Sie starrte einen Moment lang auf den Boden. »Tony sagte... er hat gestern abend erwähnt, er würde gern zum Begräbnis gehen. Meinen Sie, daß er das tun sollte? Ich meine, scheint Ihnen das eine gute Idee zu sein?«

»Ich weiß es nicht, Mrs. Westfall. Das gehört nicht in meinen Bereich. Warum fragen Sie nicht seinen Therapeuten?«

»Das habe ich versucht, aber er ist bis morgen außerhalb. Ich möchte nicht, daß Tony sich noch mehr aufregt, als er es ohnehin schon tut.«

»Er wird fühlen müssen, was er fühlt. Das können Sie nicht kontrollieren. Vielleicht ist das etwas, was er durchmachen muß.«

»Das sagt Ferrin auch, aber ich bin mir nicht sicher.«

»Wie ist das mit seiner Migräne? Wie lange hat er die schon?«

»Seit dem Unfall. Auch gestern abend hatte er einen Anfall. Es ist nicht Ihre Schuld«, beruhigte sie mich hastig. »Sein Kopf fing an, ihm weh zu tun, ungefähr eine Stunde nachdem er heimgekommen war. Von Mitternacht bis fast vier Uhr früh hat er sich fast alle zwanzig Minuten übergeben müssen. Schließlich haben wir ihn zur Notauf nähme im St. Terrys gebracht. Sie haben ihm eine Spritze verabreicht, und danach hat er erst mal geschlafen. Aber vor einer Weile ist er wieder aufgewacht, und jetzt redet er nur davon, zur Beerdigung zu gehen. Hat er es Ihnen gegenüber erwähnt?«

»Überhaupt nicht. Ich habe ihm erzählt, daß Daggett tot ist, aber er hat kaum darauf reagiert, hat nur gesagt, daß ihn das freuen würde. Fühlt er sich denn wohl genug, um zu gehen?«

»Ich denke schon. Mit diesen Migräneanfällen ist das seltsam. Einen Moment glaubt man, er wird sich nie mehr davon erholen, und in der nächsten Minute ist er auf den Beinen und hat einen Mordshunger. Letzten Freitag war es dasselbe.«

»Freitag?« Das war die Nacht von Daggetts Tod.

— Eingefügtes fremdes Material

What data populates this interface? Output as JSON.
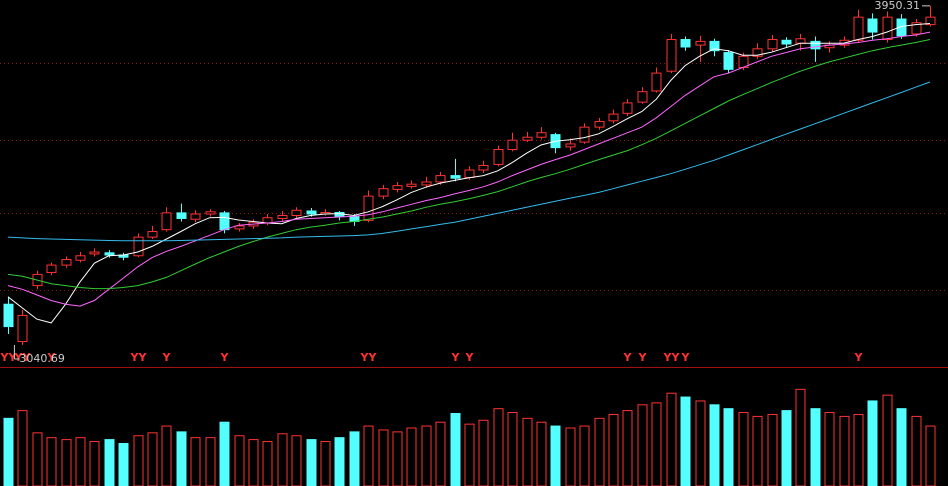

»Diese Episode war nicht ganz so schlimm. Als er nach der Schule heimkam, wußte er, daß er am Rande eines Anfalls stand. Wir haben versucht, ihm etwas Medizin einzuflößen, um es abzubiegen, aber ohne Erfolg. Auf jeden Fall hat er sich nach kurzer Zeit wieder erholt, und es endete damit, daß ich ihm um zwei Uhr früh in der Küche Sandwiches geschmiert habe. Ihm ging es gut. Aber dann hatte er Dienstag wieder einen Anfall, und dann letzte Nacht. Und zwei in der Woche zuvor. Ferrin glaubt, daß es vielleicht symbolische Bedeutung haben könnte, wenn er an der Beerdigung teilnimmt. Sie wissen schon, es könnte einen Schlußpunkt für ihn bedeuten, er wäre dann wieder frei.«

»Das ist immer möglich.«

»Hätte Barbara Daggett wohl etwas dagegen?«

»Ich wüßte nicht, warum sie das haben sollte. Ich vermute, sie hat ein ebenso schlechtes Gewissen wie ihr Vater, und sie hat ihre Hilfe angeboten.«

»Na, dann werde ich mal sehen, wie es ihm geht, wenn ich heimkomme.« Sie warf einen Blick auf ihre Uhr. »Ich gehe dann wohl besser.«

»Lassen Sie mich Ihnen den Scheck geben.« Ich holte meine Handtasche aus der unteren Schublade und nahm den Scheck heraus, den ich ihr über den Schreibtisch hinweg reichte. Wie ihr Mann am Abend zuvor auch, strich sie das Papier glatt, musterte es gründlich, als könnte es sich um eine Fälschung handeln. Dann faltete sie es wieder und schob es in ihre Tasche, als sie aufstand. Sie hatte ihren Kaffee nicht angerührt. Und ich meinen genausowenig.

Ich nannte ihr noch Zeit und Ort des Gottesdienstes und begleitete sie zur Tür. Nachdem sie fort war, setzte ich mich wieder an meinen Schreibtisch und ging in Gedanken noch einmal alles durch, was sie gesagt hatte. Ich hätte Tony Gahan am liebsten beiseite genommen und gefragt, ob er ihre Gegenwart im Haus am Abend von Daggetts Tod bestätigen könnte. Es war schwer, sie als Mörderin zu sehen, aber ich hatte mich auch früher schon geirrt.